Kevin Hearn’s
Iron Druid series has become my own special
sort of cotton candy – it’s light, fluffy, I know it’s bad for me, but I enjoy
it a lot anyway. While it’s billed as series, it’s more of a serial to me – the
books have much more in common with episodes than actual novels. And there is
nothing bad about that, except that treating like a series rather than a serial
will probably mean it ends soon than it should.
Anyway, Hunted (Indiebound, Book Depository,
Amazon) is the most episodic entry in the series so far. It picks up directly
after the cliffhanger ending of Trapped
(my review, Indiebound, Book Depository, Amazon) and consists entirely of
Atticus and company fleeing from a few Greek and Roman gods trying to kill
them. Yes, it still has the same humor, the fun wish-fulfillment action and all
that. And of course the ending is something of a cliffhanger for the next
episode, Shattered, which I’ll happily consume when it is released.
My only real
complaint (keeping things in the context of my opening sentence), is that
Hearne does a truly terrible job of writing the point of view of Granuaile.
They read like a 13-year old girl’s private essay of life where she is trying
like hell to sound profound – or perhaps a 14 year old boy’s imagining of such.
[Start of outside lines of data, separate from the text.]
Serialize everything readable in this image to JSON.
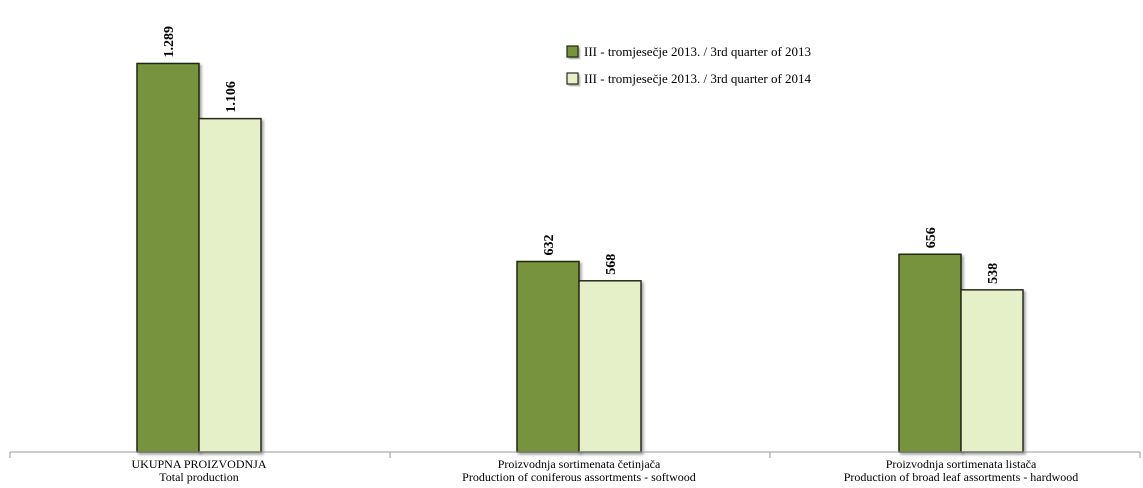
{
  "chart_data": {
    "type": "bar",
    "categories": [
      [
        "UKUPNA PROIZVODNJA",
        "Total production"
      ],
      [
        "Proizvodnja sortimenata četinjača",
        "Production of coniferous assortments - softwood"
      ],
      [
        "Proizvodnja sortimenata listača",
        "Production of broad leaf assortments - hardwood"
      ]
    ],
    "series": [
      {
        "name": "III - tromjesečje 2013. / 3rd quarter of 2013",
        "values": [
          1289,
          632,
          656
        ],
        "value_labels": [
          "1.289",
          "632",
          "656"
        ],
        "color": "#77933c"
      },
      {
        "name": "III - tromjesečje 2013. / 3rd quarter of 2014",
        "values": [
          1106,
          568,
          538
        ],
        "value_labels": [
          "1.106",
          "568",
          "538"
        ],
        "color": "#e6f0c8"
      }
    ],
    "title": "",
    "xlabel": "",
    "ylabel": "",
    "ylim": [
      0,
      1400
    ],
    "grid": false,
    "legend_position": "top-center",
    "data_labels_rotated": true
  }
}
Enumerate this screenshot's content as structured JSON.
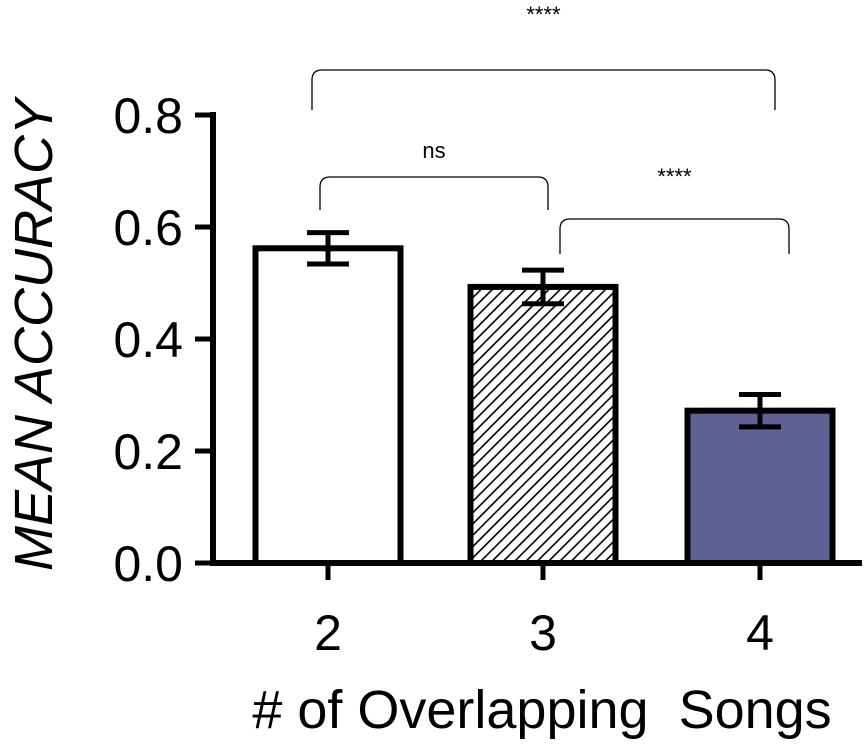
{
  "chart_data": {
    "type": "bar",
    "title": "",
    "xlabel": "# of Overlapping  Songs",
    "ylabel": "MEAN  ACCURACY",
    "categories": [
      "2",
      "3",
      "4"
    ],
    "values": [
      0.562,
      0.493,
      0.272
    ],
    "errors": [
      0.028,
      0.03,
      0.029
    ],
    "fills": [
      "#ffffff",
      "hatched",
      "#5e6193"
    ],
    "ylim": [
      0,
      0.8
    ],
    "yticks": [
      "0.0",
      "0.2",
      "0.4",
      "0.6",
      "0.8"
    ],
    "grid": false,
    "legend": "none",
    "annotations": [
      {
        "from": "2",
        "to": "4",
        "label": "****"
      },
      {
        "from": "2",
        "to": "3",
        "label": "ns"
      },
      {
        "from": "3",
        "to": "4",
        "label": "****"
      }
    ]
  },
  "colors": {
    "axis": "#000000",
    "bar4": "#5e6193"
  }
}
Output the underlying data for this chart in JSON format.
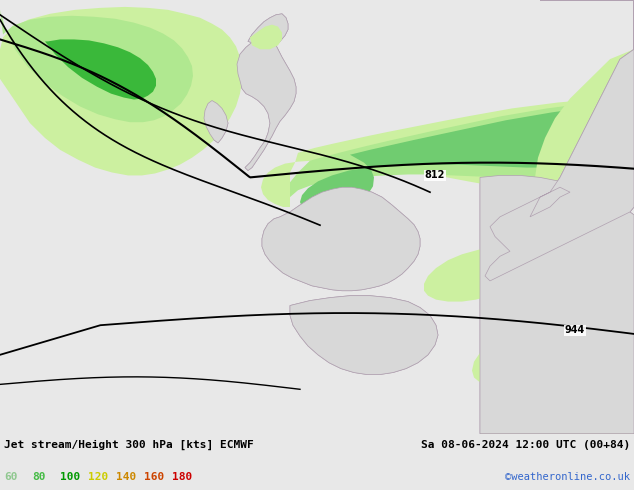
{
  "title_left": "Jet stream/Height 300 hPa [kts] ECMWF",
  "title_right": "Sa 08-06-2024 12:00 UTC (00+84)",
  "credit": "©weatheronline.co.uk",
  "legend_values": [
    "60",
    "80",
    "100",
    "120",
    "140",
    "160",
    "180"
  ],
  "legend_colors": [
    "#90ee90",
    "#66cc66",
    "#00bb00",
    "#ffff00",
    "#ffa500",
    "#ff4500",
    "#ff0000"
  ],
  "bg_color": "#e8e8e8",
  "fig_width": 6.34,
  "fig_height": 4.9,
  "dpi": 100
}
They do not read like the point of view of a grown woman with full agency and
independence from male imagined feminine ideals. If the points of view are
going to be so bad – keep it to Atticus and the dog.
Anyway,
these books are nothing more than fun asides from someone who lives in Arizona
and sets events in places I’ve been. I’ll keep reading and enjoying, but keep
in mind the context of my enjoyment if you’re looking for a recommendation.
2 comments:
> My only real complaint (keeping things in the context of my opening sentence), is that Hearne does a truly terrible job of writing the point of view of Granuaile.
Oh god, yes. It took me several months to get through her first chapter. It's nails on chalkboard bad.
I understand why he decided to have a two thousand year old immortal polymath's internal monologue sound like a generic geeky twenty-something in the first book - even if he somehow managed to pull it off, the urban fantasy audience probably wouldn't read it, but you can't have him think exclusively in Star Wars references *and* have his waitress girlfriend's point of view sound like she spent her childhood strapped into a chair, Clockwork Orange style, listening to an English to Portuguese to English translation of Sense and Sensibility on repeat *and* give her "TURBO EWWW" as representative piece of dialogue while outside her POV.
Stop the wankery, Kevin. Just give us man-on-dog banter and rampant deicide.
for the record though, I'd love to hear the perspective of a female reader on Granuaile's POV.